If a GP is changing its business model, in any dimension, it can also be a red flag, he adds. “If a GP all of a sudden is raising funds in different asset categories – if they’re a middle market buyout shop, and then all of a sudden they have a venture practice, a leveraged loan practice, a farming franchise, you name it, I think that’s a red flag. We are also wary of firms that change strategies, be it investment, geography or industry vertical. These types of changes introduce new risks to LPs.”
It will come as no surprise that LPs are looking for evidence of operational value creation capabilities in their general partners. When LPs in the survey were asked about their preference for how fund managers add value, operational improvement was more than four times as popular as financial engineering or market timing.

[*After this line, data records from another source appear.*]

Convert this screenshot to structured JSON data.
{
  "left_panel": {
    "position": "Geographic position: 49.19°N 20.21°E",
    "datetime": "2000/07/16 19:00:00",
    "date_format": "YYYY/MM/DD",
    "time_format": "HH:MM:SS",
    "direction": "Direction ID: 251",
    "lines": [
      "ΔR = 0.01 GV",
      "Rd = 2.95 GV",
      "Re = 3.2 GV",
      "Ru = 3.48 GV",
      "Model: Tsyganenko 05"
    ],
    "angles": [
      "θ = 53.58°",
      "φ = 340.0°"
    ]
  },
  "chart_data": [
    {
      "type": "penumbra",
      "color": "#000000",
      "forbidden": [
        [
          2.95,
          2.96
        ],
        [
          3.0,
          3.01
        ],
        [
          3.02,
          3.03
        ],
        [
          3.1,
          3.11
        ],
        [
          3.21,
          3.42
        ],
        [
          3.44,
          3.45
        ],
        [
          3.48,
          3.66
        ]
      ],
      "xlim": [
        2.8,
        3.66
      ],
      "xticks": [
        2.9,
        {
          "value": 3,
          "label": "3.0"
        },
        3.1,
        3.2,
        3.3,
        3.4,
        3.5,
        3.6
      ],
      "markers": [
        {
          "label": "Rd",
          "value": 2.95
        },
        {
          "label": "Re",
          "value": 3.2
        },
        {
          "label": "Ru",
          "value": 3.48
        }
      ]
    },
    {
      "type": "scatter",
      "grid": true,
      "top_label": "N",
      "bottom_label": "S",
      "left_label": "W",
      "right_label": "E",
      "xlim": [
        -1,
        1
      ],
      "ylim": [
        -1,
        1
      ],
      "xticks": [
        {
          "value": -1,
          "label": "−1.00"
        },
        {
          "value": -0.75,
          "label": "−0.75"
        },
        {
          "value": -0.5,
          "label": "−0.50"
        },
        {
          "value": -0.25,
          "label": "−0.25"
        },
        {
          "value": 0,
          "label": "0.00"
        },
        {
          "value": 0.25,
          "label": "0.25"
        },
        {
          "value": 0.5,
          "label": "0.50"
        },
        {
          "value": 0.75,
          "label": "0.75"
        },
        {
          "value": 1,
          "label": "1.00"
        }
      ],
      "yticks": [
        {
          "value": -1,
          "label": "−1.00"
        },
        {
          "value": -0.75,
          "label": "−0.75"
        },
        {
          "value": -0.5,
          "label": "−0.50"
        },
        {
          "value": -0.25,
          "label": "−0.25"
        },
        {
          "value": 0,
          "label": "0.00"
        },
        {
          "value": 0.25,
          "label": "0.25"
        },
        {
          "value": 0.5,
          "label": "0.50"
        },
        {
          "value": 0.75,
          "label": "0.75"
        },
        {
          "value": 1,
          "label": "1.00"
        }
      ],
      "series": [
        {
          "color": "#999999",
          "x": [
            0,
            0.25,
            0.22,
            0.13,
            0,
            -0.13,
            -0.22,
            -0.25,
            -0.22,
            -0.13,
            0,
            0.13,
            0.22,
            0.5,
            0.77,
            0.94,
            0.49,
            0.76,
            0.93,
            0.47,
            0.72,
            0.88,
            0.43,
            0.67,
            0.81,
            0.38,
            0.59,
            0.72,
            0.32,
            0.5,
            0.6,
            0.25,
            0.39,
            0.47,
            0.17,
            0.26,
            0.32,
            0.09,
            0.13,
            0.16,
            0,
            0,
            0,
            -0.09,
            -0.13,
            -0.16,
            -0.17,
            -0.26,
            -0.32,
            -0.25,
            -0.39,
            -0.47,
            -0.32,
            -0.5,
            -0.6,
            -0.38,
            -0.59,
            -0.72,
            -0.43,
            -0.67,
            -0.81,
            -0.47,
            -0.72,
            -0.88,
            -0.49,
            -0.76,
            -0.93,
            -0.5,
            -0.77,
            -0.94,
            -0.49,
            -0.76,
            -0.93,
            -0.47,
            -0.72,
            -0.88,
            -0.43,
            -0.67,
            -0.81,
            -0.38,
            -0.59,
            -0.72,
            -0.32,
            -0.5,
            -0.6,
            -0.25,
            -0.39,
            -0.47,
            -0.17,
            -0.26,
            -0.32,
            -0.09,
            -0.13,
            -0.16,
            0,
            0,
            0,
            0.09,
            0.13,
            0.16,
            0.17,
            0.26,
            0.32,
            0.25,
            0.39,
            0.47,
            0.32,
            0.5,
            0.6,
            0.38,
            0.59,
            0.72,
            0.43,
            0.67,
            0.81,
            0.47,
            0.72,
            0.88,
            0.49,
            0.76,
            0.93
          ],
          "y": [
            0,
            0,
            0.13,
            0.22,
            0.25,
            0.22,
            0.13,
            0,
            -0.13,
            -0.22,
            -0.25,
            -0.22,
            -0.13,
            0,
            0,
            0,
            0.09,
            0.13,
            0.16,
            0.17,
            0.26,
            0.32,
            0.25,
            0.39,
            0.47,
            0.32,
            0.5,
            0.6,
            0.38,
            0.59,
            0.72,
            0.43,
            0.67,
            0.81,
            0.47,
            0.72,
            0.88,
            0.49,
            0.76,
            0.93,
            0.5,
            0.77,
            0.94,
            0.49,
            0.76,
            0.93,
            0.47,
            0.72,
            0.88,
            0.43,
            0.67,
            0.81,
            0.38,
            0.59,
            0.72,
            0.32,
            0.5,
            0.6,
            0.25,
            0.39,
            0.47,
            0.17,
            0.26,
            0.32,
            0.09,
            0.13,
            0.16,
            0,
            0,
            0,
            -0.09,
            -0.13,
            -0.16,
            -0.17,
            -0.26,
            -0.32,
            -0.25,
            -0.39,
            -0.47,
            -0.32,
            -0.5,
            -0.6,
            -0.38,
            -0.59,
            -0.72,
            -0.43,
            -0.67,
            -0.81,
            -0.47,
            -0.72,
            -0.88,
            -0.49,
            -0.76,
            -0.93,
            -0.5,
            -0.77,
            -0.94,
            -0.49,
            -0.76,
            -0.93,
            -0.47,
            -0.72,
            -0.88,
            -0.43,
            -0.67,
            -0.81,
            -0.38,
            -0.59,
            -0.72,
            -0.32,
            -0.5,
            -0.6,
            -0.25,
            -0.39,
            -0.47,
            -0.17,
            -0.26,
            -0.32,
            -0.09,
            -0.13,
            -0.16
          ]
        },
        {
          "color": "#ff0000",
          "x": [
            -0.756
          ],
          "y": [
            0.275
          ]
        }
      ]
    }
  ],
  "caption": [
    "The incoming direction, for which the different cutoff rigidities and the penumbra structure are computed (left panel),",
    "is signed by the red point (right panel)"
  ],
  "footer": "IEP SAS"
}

For New Mexico PERA, value creation means all of these things: identifying good sectors, management teams and companies, and making appropriate changes to those companies. These include financial as well as operational changes and hopefully selling the company into a better market than it was acquired from. Grabel adds that with a good team and business model, GPs are able to overcome unstable markets and delays for exit of portfolio companies.
Wagner considers value creation to be about seeking GPs that understand which value creation levers are appropriate for each situation and have the breadth of experience to adapt.
“Given a typical 10-12-year fund cycle, the economic backdrop may favour a growth orientation or fiscal constraint; taking advantage of low interest rates to de-risk equity; or altering the timing of entries and exits to exploit marketplace conditions,” says Wagner. “Ideal teams are comprised of professionals with complementary skill sets enabling them to succeed across economic cycles.”
Wagner also places importance on public market equivalent analysis, something that half of LPs are planning to increase their use of, according to eVestment’s survey.
Gendron agrees: “I think benchmarking for a long time was really centred on peer group analysis, but public market equivalent benchmarking has come into focus a lot over the last several years.”